眼镜男嗤笑一声:“装什么清高!谁不知道你们...”
话没说完被胖子抡起的空可乐罐吓退,溜得比兔子还快。
胖子还在喘着粗气,指着门口骂:“这什么人啊!说话这么难听!真当我们是那种占便宜的人?”

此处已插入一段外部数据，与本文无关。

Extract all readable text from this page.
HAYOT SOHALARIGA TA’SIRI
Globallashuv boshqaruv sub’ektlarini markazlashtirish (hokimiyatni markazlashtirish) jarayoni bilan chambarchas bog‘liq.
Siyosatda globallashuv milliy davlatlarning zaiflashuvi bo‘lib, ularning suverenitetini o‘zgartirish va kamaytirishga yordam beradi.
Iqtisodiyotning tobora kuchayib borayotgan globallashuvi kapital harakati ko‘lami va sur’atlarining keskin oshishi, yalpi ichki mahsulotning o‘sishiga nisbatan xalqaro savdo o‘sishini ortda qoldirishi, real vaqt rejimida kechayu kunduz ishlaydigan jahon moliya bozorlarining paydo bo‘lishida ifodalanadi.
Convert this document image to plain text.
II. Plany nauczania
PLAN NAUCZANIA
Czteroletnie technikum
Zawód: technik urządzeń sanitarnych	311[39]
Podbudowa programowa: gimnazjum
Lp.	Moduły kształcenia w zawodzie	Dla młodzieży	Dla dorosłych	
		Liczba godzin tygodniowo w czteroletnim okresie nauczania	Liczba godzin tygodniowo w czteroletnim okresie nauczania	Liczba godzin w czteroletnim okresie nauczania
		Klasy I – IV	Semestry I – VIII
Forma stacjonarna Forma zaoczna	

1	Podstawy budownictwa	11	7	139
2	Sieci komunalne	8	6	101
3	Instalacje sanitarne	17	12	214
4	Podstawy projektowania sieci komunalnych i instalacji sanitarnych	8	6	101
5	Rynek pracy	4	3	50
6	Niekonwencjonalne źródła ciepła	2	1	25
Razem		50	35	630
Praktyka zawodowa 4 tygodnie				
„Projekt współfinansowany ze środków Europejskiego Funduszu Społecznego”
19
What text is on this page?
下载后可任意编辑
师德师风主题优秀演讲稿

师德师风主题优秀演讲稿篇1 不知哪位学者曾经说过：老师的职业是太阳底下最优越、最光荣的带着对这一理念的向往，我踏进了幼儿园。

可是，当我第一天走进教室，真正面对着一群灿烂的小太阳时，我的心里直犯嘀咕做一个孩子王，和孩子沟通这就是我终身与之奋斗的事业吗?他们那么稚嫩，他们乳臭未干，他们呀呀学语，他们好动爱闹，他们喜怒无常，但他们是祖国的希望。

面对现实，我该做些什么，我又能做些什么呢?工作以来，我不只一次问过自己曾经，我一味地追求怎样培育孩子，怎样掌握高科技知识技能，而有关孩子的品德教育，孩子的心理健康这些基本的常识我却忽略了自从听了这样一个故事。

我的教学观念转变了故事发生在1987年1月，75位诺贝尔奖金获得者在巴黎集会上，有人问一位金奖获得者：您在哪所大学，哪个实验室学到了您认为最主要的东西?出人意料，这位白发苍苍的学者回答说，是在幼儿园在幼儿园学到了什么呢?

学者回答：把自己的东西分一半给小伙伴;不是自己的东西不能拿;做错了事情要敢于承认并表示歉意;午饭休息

我松开他的胳膊,往桌上一靠,揉了揉发紧的太阳穴:“别气了,跟这种人置气不值当。”
“怎么不值当?”胖子一屁股坐回椅子上,抓起桌上的薯片狠狠嚼着,“这都快骑到咱头上了!不行,等青子回来我非得跟他说,让他把这些嚼舌根的都记下来,期末考评给他们打最低分!”
我被他逗笑了,拿过一瓶没开封的可乐塞给他:“行了,别在这儿耍横了。”
“青子要是知道你这么想,又该念叨你小家子气了。”
胖子哼了一声,拧开可乐灌了大半瓶,气鼓鼓地说:“我这不是气不过嘛!你说咱们平时待他们不薄吧?”
现在倒好,就因为青子是班长,咱们就成了他们嘴里‘内定名额’的人了?”
我拿起手机,屏幕亮着,还停留在和许瑶的聊天界面,上次的消息还是中午她问我假条补得顺不顺利。
指尖在屏幕上顿了顿,突然想跟她说说这些糟心事。
反锁上门后,我瘫在椅子上给许瑶发消息:“宿舍成信访办了”
她秒回:“【抠鼻】哪个不长眼的又作妖?”
我拍了下狼藉的零食袋发过去:“罗文科带节奏说我们占贫困生名额”
许瑶发来一连串炸弹表情:“让他来医务室!我给他开点脑残片!”
“有点烦,”我看着屏幕,手指敲得飞快,“宿舍快成菜市场了,全是来托关系要贫困生名额的,还有人说我们内定,气得胖子差点跟人打起来。”
消息发出去,我盯着对话框,听见自己的心跳声在安静的宿舍里格外清晰。
其实这些事跟她说也没什么用,但就是想找个人念叨念叨,好像说出来,心里的憋闷就能散点似的。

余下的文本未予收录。